Garanties locatives à mettre en place
Deux dispositifs principaux protègent le propriétaire contre le risque d’impayés :
- La caution solidaire, par laquelle un tiers s’engage à payer le loyer en cas de défaillance du locataire. Elle reste le mécanisme le plus répandu
- L’assurance loyers impayés (GLI), souscrite par le bailleur, qui couvre les loyers non perçus et parfois les dégradations locatives. Ces deux garanties ne sont pas cumulables pour un même locataire, sauf si celui-ci est étudiant ou apprenti
- La garantie Visale, proposée par Action Logement, qui fonctionne comme une caution gratuite pour les locataires de moins de trente ans ou les salariés en mobilité professionnelle
Le choix entre ces dispositifs dépend du profil du locataire et du niveau de risque que le bailleur accepte de porter.
État des lieux d’entrée : un document qui protège les deux parties
L’état des lieux d’entrée est un document contradictoire, signé par le bailleur et le locataire lors de la remise des clés. Sa précision détermine la capacité du propriétaire à retenir le dépôt de garantie en cas de dégradations constatées au départ.

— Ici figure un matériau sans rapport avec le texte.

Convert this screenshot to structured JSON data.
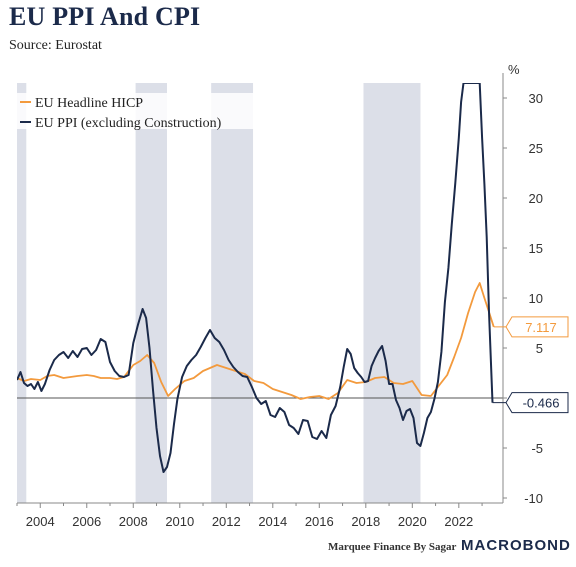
{
  "header": {
    "title": "EU PPI And CPI",
    "subtitle": "Source: Eurostat"
  },
  "footer": {
    "credit": "Marquee Finance By Sagar",
    "logo": "MACROBOND"
  },
  "chart_data": {
    "type": "line",
    "title": "EU PPI And CPI",
    "subtitle": "Source: Eurostat",
    "ylabel": "%",
    "xlim": [
      2003.0,
      2023.9
    ],
    "ylim": [
      -10.5,
      31.5
    ],
    "y_ticks": [
      -10,
      -5,
      0,
      5,
      10,
      15,
      20,
      25,
      30
    ],
    "x_ticks": [
      2004,
      2006,
      2008,
      2010,
      2012,
      2014,
      2016,
      2018,
      2020,
      2022
    ],
    "legend_position": "top-left",
    "grid": false,
    "zero_line": true,
    "recessions": [
      [
        2003.0,
        2003.4
      ],
      [
        2008.1,
        2009.45
      ],
      [
        2011.35,
        2013.15
      ],
      [
        2017.9,
        2020.35
      ]
    ],
    "callouts": [
      {
        "series": "EU Headline HICP",
        "label": "7.117",
        "value": 7.117,
        "color": "#f39a3d"
      },
      {
        "series": "EU PPI (excluding Construction)",
        "label": "-0.466",
        "value": -0.466,
        "color": "#1b2a4a"
      }
    ],
    "series": [
      {
        "name": "EU Headline HICP",
        "color": "#f39a3d",
        "x": [
          2003.0,
          2003.3,
          2003.6,
          2004.0,
          2004.3,
          2004.6,
          2005.0,
          2005.3,
          2005.6,
          2006.0,
          2006.3,
          2006.6,
          2007.0,
          2007.3,
          2007.6,
          2008.0,
          2008.3,
          2008.6,
          2008.9,
          2009.2,
          2009.5,
          2009.8,
          2010.2,
          2010.6,
          2011.0,
          2011.3,
          2011.6,
          2012.0,
          2012.4,
          2012.8,
          2013.2,
          2013.6,
          2014.0,
          2014.4,
          2014.8,
          2015.2,
          2015.6,
          2016.0,
          2016.4,
          2016.8,
          2017.2,
          2017.6,
          2018.0,
          2018.4,
          2018.8,
          2019.2,
          2019.6,
          2020.0,
          2020.4,
          2020.8,
          2021.2,
          2021.5,
          2021.8,
          2022.1,
          2022.4,
          2022.7,
          2022.9,
          2023.1,
          2023.3,
          2023.5
        ],
        "y": [
          2.0,
          1.7,
          1.9,
          1.8,
          2.2,
          2.3,
          2.0,
          2.1,
          2.2,
          2.3,
          2.2,
          2.0,
          2.0,
          1.9,
          2.1,
          3.3,
          3.7,
          4.3,
          3.5,
          1.6,
          0.2,
          0.9,
          1.7,
          2.0,
          2.7,
          3.0,
          3.3,
          3.0,
          2.7,
          2.4,
          1.7,
          1.5,
          0.9,
          0.6,
          0.3,
          -0.1,
          0.1,
          0.2,
          -0.1,
          0.5,
          1.8,
          1.5,
          1.6,
          2.0,
          2.1,
          1.5,
          1.4,
          1.7,
          0.3,
          0.2,
          1.4,
          2.3,
          4.1,
          6.0,
          8.5,
          10.6,
          11.5,
          10.0,
          8.6,
          7.117
        ]
      },
      {
        "name": "EU PPI (excluding Construction)",
        "color": "#1b2a4a",
        "x": [
          2003.0,
          2003.15,
          2003.3,
          2003.45,
          2003.6,
          2003.75,
          2003.9,
          2004.05,
          2004.2,
          2004.4,
          2004.6,
          2004.8,
          2005.0,
          2005.2,
          2005.4,
          2005.6,
          2005.8,
          2006.0,
          2006.2,
          2006.4,
          2006.6,
          2006.8,
          2007.0,
          2007.2,
          2007.4,
          2007.6,
          2007.8,
          2008.0,
          2008.2,
          2008.4,
          2008.55,
          2008.7,
          2008.85,
          2009.0,
          2009.15,
          2009.3,
          2009.45,
          2009.6,
          2009.75,
          2009.9,
          2010.1,
          2010.3,
          2010.5,
          2010.7,
          2010.9,
          2011.1,
          2011.3,
          2011.5,
          2011.7,
          2011.9,
          2012.1,
          2012.3,
          2012.5,
          2012.7,
          2012.9,
          2013.1,
          2013.3,
          2013.5,
          2013.7,
          2013.9,
          2014.1,
          2014.3,
          2014.5,
          2014.7,
          2014.9,
          2015.1,
          2015.3,
          2015.5,
          2015.7,
          2015.9,
          2016.1,
          2016.3,
          2016.5,
          2016.7,
          2016.9,
          2017.05,
          2017.2,
          2017.35,
          2017.5,
          2017.65,
          2017.8,
          2017.95,
          2018.1,
          2018.25,
          2018.4,
          2018.55,
          2018.7,
          2018.85,
          2019.0,
          2019.15,
          2019.3,
          2019.45,
          2019.6,
          2019.75,
          2019.9,
          2020.05,
          2020.2,
          2020.35,
          2020.5,
          2020.65,
          2020.8,
          2020.95,
          2021.1,
          2021.25,
          2021.4,
          2021.55,
          2021.7,
          2021.85,
          2022.0,
          2022.1,
          2022.2,
          2022.3,
          2022.4,
          2022.5,
          2022.6,
          2022.7,
          2022.8,
          2022.9,
          2023.0,
          2023.1,
          2023.2,
          2023.3,
          2023.45
        ],
        "y": [
          1.8,
          2.6,
          1.5,
          1.2,
          1.4,
          0.9,
          1.6,
          0.7,
          1.4,
          2.8,
          3.8,
          4.3,
          4.6,
          4.0,
          4.7,
          4.1,
          4.9,
          5.0,
          4.3,
          4.8,
          5.9,
          5.6,
          3.6,
          2.7,
          2.2,
          2.1,
          2.3,
          5.5,
          7.3,
          8.9,
          8.0,
          5.0,
          0.8,
          -3.0,
          -5.8,
          -7.4,
          -6.9,
          -5.5,
          -2.6,
          -0.1,
          2.1,
          3.2,
          3.8,
          4.3,
          5.1,
          6.0,
          6.8,
          6.0,
          5.6,
          4.8,
          3.8,
          3.1,
          2.6,
          2.2,
          2.1,
          1.1,
          0.0,
          -0.6,
          -0.3,
          -1.7,
          -1.9,
          -1.0,
          -1.4,
          -2.7,
          -3.0,
          -3.6,
          -2.2,
          -2.3,
          -3.9,
          -4.1,
          -3.3,
          -4.0,
          -1.7,
          -0.8,
          1.1,
          3.1,
          4.9,
          4.4,
          3.0,
          2.5,
          2.1,
          1.6,
          1.7,
          3.2,
          4.0,
          4.7,
          5.2,
          3.7,
          1.4,
          1.4,
          -0.2,
          -1.0,
          -2.2,
          -1.3,
          -1.1,
          -2.0,
          -4.5,
          -4.8,
          -3.5,
          -2.0,
          -1.4,
          -0.1,
          1.6,
          4.6,
          9.6,
          13.0,
          17.4,
          21.5,
          26.0,
          29.6,
          31.5,
          31.5,
          31.5,
          31.5,
          31.5,
          31.5,
          31.5,
          31.5,
          26.0,
          21.4,
          16.1,
          8.6,
          -0.466
        ]
      }
    ]
  }
}
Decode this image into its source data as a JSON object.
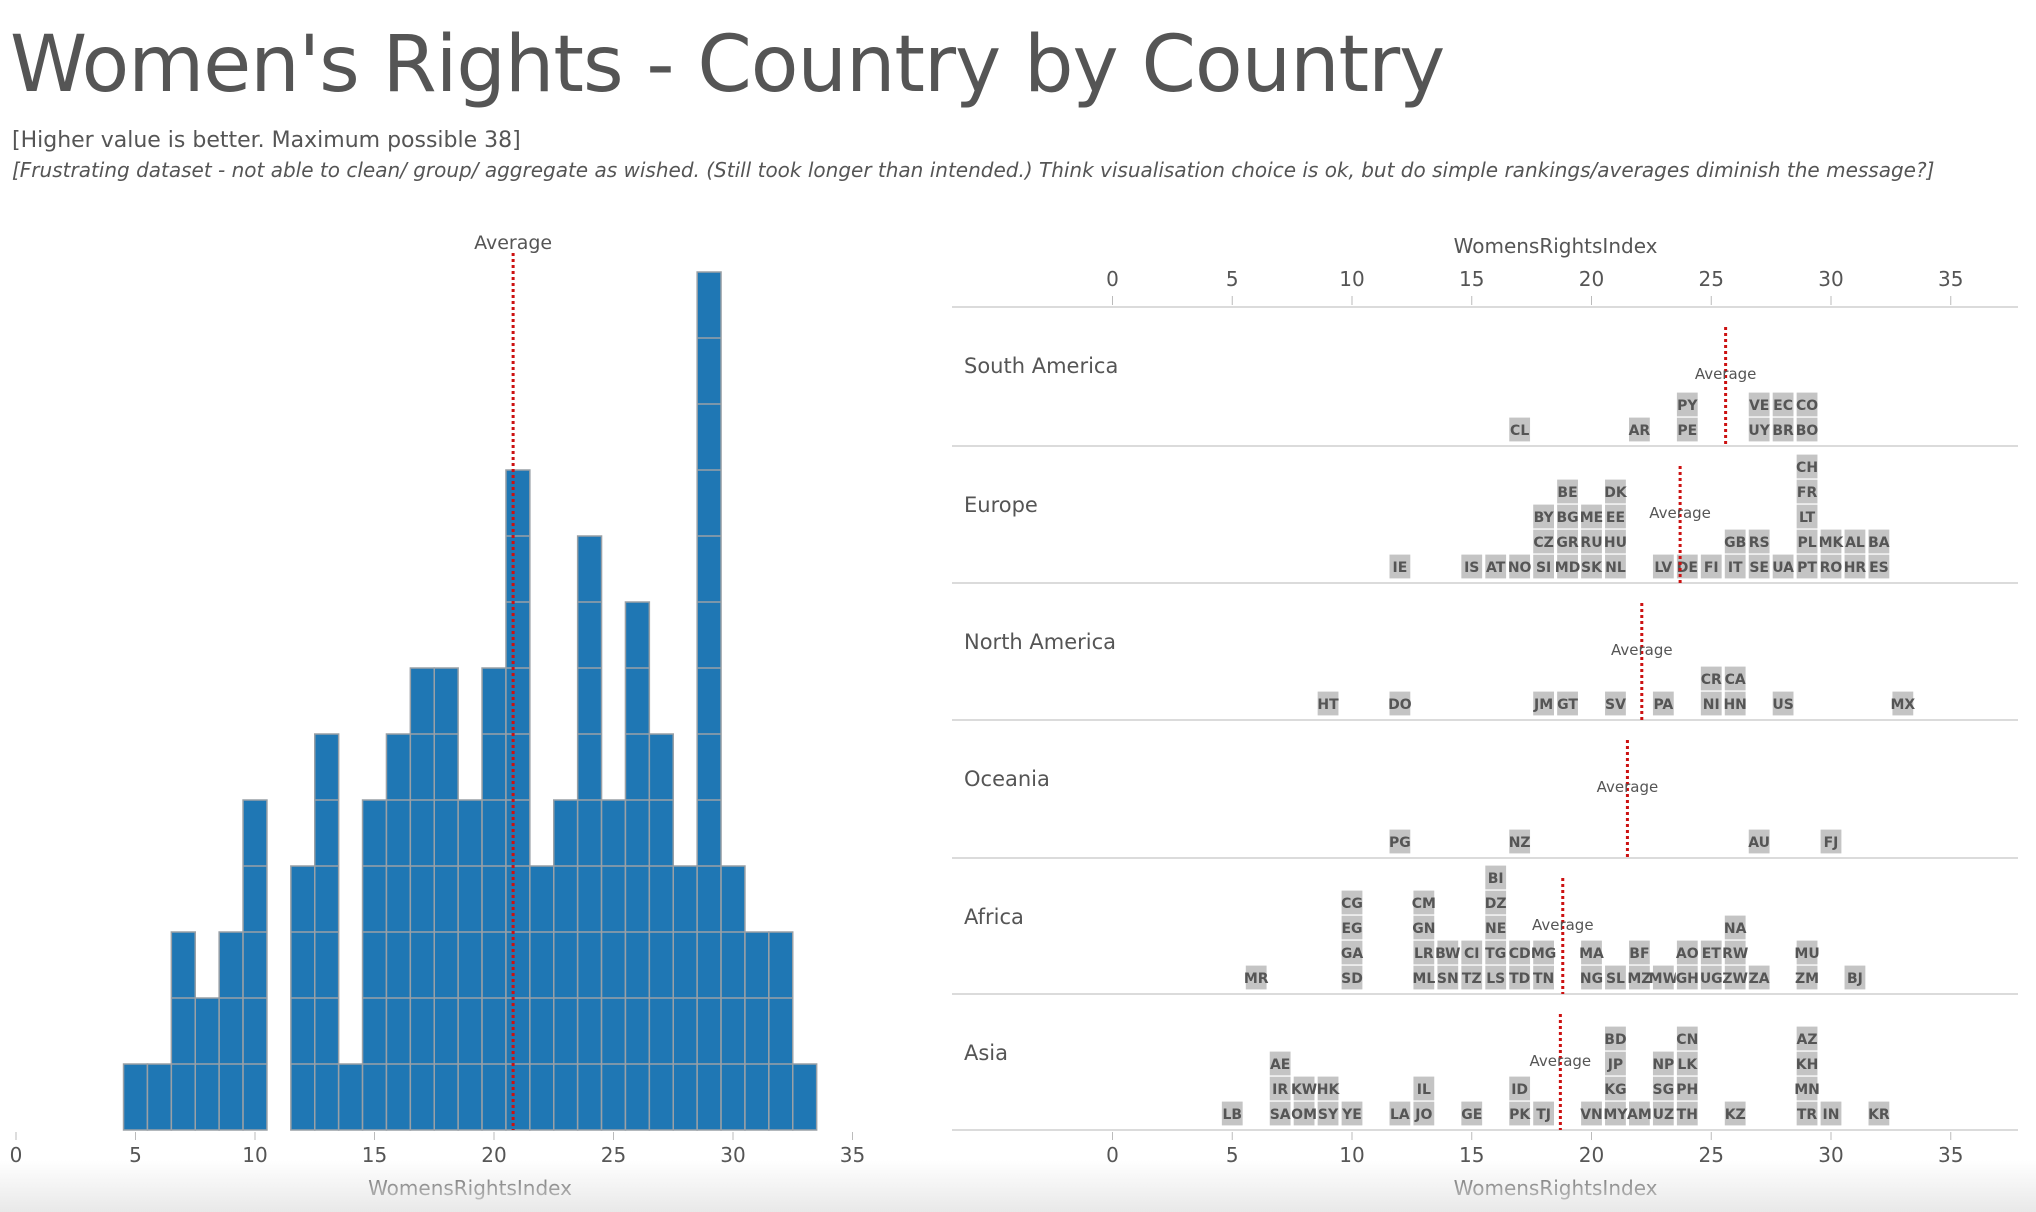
{
  "title": "Women's Rights - Country by Country",
  "subtitle": "[Higher value is better. Maximum possible 38]",
  "note": "[Frustrating dataset - not able to clean/ group/ aggregate as wished. (Still took longer than intended.) Think visualisation choice is ok, but do simple rankings/averages diminish the message?]",
  "colors": {
    "bar": "#1f77b4",
    "bar_stroke": "#9aa0a6",
    "tile": "#c4c4c4",
    "tile_stroke": "#ffffff",
    "average": "#cc1111",
    "text": "#555555"
  },
  "chart_data": [
    {
      "type": "bar",
      "xlabel": "WomensRightsIndex",
      "ylabel": "",
      "xlim": [
        0,
        35
      ],
      "x_ticks": [
        0,
        5,
        10,
        15,
        20,
        25,
        30,
        35
      ],
      "average_label": "Average",
      "average": 20.8,
      "x": [
        5,
        6,
        7,
        8,
        9,
        10,
        12,
        13,
        14,
        15,
        16,
        17,
        18,
        19,
        20,
        21,
        22,
        23,
        24,
        25,
        26,
        27,
        28,
        29,
        30,
        31,
        32,
        33
      ],
      "values": [
        1,
        1,
        3,
        2,
        3,
        5,
        4,
        6,
        1,
        5,
        6,
        7,
        7,
        5,
        7,
        10,
        4,
        5,
        9,
        5,
        8,
        6,
        4,
        13,
        4,
        3,
        3,
        1
      ]
    },
    {
      "type": "scatter",
      "xlabel": "WomensRightsIndex",
      "xlim": [
        0,
        38
      ],
      "x_ticks": [
        0,
        5,
        10,
        15,
        20,
        25,
        30,
        35
      ],
      "average_label": "Average",
      "groups": [
        {
          "name": "South America",
          "average": 25.6,
          "points": [
            [
              "CL",
              17
            ],
            [
              "AR",
              22
            ],
            [
              "PE",
              24
            ],
            [
              "PY",
              24
            ],
            [
              "UY",
              27
            ],
            [
              "VE",
              27
            ],
            [
              "BR",
              28
            ],
            [
              "EC",
              28
            ],
            [
              "BO",
              29
            ],
            [
              "CO",
              29
            ]
          ]
        },
        {
          "name": "Europe",
          "average": 23.7,
          "points": [
            [
              "IE",
              12
            ],
            [
              "IS",
              15
            ],
            [
              "AT",
              16
            ],
            [
              "NO",
              17
            ],
            [
              "SI",
              18
            ],
            [
              "CZ",
              18
            ],
            [
              "BY",
              18
            ],
            [
              "MD",
              19
            ],
            [
              "GR",
              19
            ],
            [
              "BG",
              19
            ],
            [
              "BE",
              19
            ],
            [
              "SK",
              20
            ],
            [
              "RU",
              20
            ],
            [
              "ME",
              20
            ],
            [
              "NL",
              21
            ],
            [
              "HU",
              21
            ],
            [
              "EE",
              21
            ],
            [
              "DK",
              21
            ],
            [
              "LV",
              23
            ],
            [
              "DE",
              24
            ],
            [
              "FI",
              25
            ],
            [
              "IT",
              26
            ],
            [
              "GB",
              26
            ],
            [
              "SE",
              27
            ],
            [
              "RS",
              27
            ],
            [
              "UA",
              28
            ],
            [
              "PT",
              29
            ],
            [
              "PL",
              29
            ],
            [
              "LT",
              29
            ],
            [
              "FR",
              29
            ],
            [
              "CH",
              29
            ],
            [
              "RO",
              30
            ],
            [
              "MK",
              30
            ],
            [
              "HR",
              31
            ],
            [
              "AL",
              31
            ],
            [
              "ES",
              32
            ],
            [
              "BA",
              32
            ]
          ]
        },
        {
          "name": "North America",
          "average": 22.1,
          "points": [
            [
              "HT",
              9
            ],
            [
              "DO",
              12
            ],
            [
              "JM",
              18
            ],
            [
              "GT",
              19
            ],
            [
              "SV",
              21
            ],
            [
              "PA",
              23
            ],
            [
              "NI",
              25
            ],
            [
              "CR",
              25
            ],
            [
              "HN",
              26
            ],
            [
              "CA",
              26
            ],
            [
              "US",
              28
            ],
            [
              "MX",
              33
            ]
          ]
        },
        {
          "name": "Oceania",
          "average": 21.5,
          "points": [
            [
              "PG",
              12
            ],
            [
              "NZ",
              17
            ],
            [
              "AU",
              27
            ],
            [
              "FJ",
              30
            ]
          ]
        },
        {
          "name": "Africa",
          "average": 18.8,
          "points": [
            [
              "MR",
              6
            ],
            [
              "SD",
              10
            ],
            [
              "GA",
              10
            ],
            [
              "EG",
              10
            ],
            [
              "CG",
              10
            ],
            [
              "ML",
              13
            ],
            [
              "LR",
              13
            ],
            [
              "GN",
              13
            ],
            [
              "CM",
              13
            ],
            [
              "SN",
              14
            ],
            [
              "BW",
              14
            ],
            [
              "TZ",
              15
            ],
            [
              "CI",
              15
            ],
            [
              "LS",
              16
            ],
            [
              "TG",
              16
            ],
            [
              "NE",
              16
            ],
            [
              "DZ",
              16
            ],
            [
              "BI",
              16
            ],
            [
              "TD",
              17
            ],
            [
              "CD",
              17
            ],
            [
              "TN",
              18
            ],
            [
              "MG",
              18
            ],
            [
              "NG",
              20
            ],
            [
              "MA",
              20
            ],
            [
              "SL",
              21
            ],
            [
              "MZ",
              22
            ],
            [
              "BF",
              22
            ],
            [
              "MW",
              23
            ],
            [
              "GH",
              24
            ],
            [
              "AO",
              24
            ],
            [
              "UG",
              25
            ],
            [
              "ET",
              25
            ],
            [
              "ZW",
              26
            ],
            [
              "RW",
              26
            ],
            [
              "NA",
              26
            ],
            [
              "ZA",
              27
            ],
            [
              "ZM",
              29
            ],
            [
              "MU",
              29
            ],
            [
              "BJ",
              31
            ]
          ]
        },
        {
          "name": "Asia",
          "average": 18.7,
          "points": [
            [
              "LB",
              5
            ],
            [
              "SA",
              7
            ],
            [
              "IR",
              7
            ],
            [
              "AE",
              7
            ],
            [
              "OM",
              8
            ],
            [
              "KW",
              8
            ],
            [
              "SY",
              9
            ],
            [
              "HK",
              9
            ],
            [
              "YE",
              10
            ],
            [
              "LA",
              12
            ],
            [
              "JO",
              13
            ],
            [
              "IL",
              13
            ],
            [
              "GE",
              15
            ],
            [
              "PK",
              17
            ],
            [
              "ID",
              17
            ],
            [
              "TJ",
              18
            ],
            [
              "VN",
              20
            ],
            [
              "MY",
              21
            ],
            [
              "KG",
              21
            ],
            [
              "JP",
              21
            ],
            [
              "BD",
              21
            ],
            [
              "AM",
              22
            ],
            [
              "UZ",
              23
            ],
            [
              "SG",
              23
            ],
            [
              "NP",
              23
            ],
            [
              "TH",
              24
            ],
            [
              "PH",
              24
            ],
            [
              "LK",
              24
            ],
            [
              "CN",
              24
            ],
            [
              "KZ",
              26
            ],
            [
              "TR",
              29
            ],
            [
              "MN",
              29
            ],
            [
              "KH",
              29
            ],
            [
              "AZ",
              29
            ],
            [
              "IN",
              30
            ],
            [
              "KR",
              32
            ]
          ]
        }
      ]
    }
  ]
}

Chaque pièce doit être décrite avec un niveau de détail suffisant : état des murs, des sols, des équipements, relevé des compteurs. Les photographies datées constituent un complément utile, même si elles n’ont pas de valeur juridique autonome.
Un état des lieux bâclé pénalise presque toujours le bailleur. En cas de litige, l’absence de mention précise sur une dégradation préexistante sera interprétée en faveur du locataire. Prendre le temps de rédiger ce document avec rigueur évite des contentieux coûteux à la sortie du bail.
La mise en location d’un bien immobilier ne se limite pas à trouver un locataire. Le DPE conditionne la légalité du bail, l’encadrement des loyers fixe un plafond dans de nombreuses villes, et l’état des lieux protège le patrimoine du bailleur sur toute la durée de la location. Chacune de ces étapes mérite une attention technique, pas seulement administrative.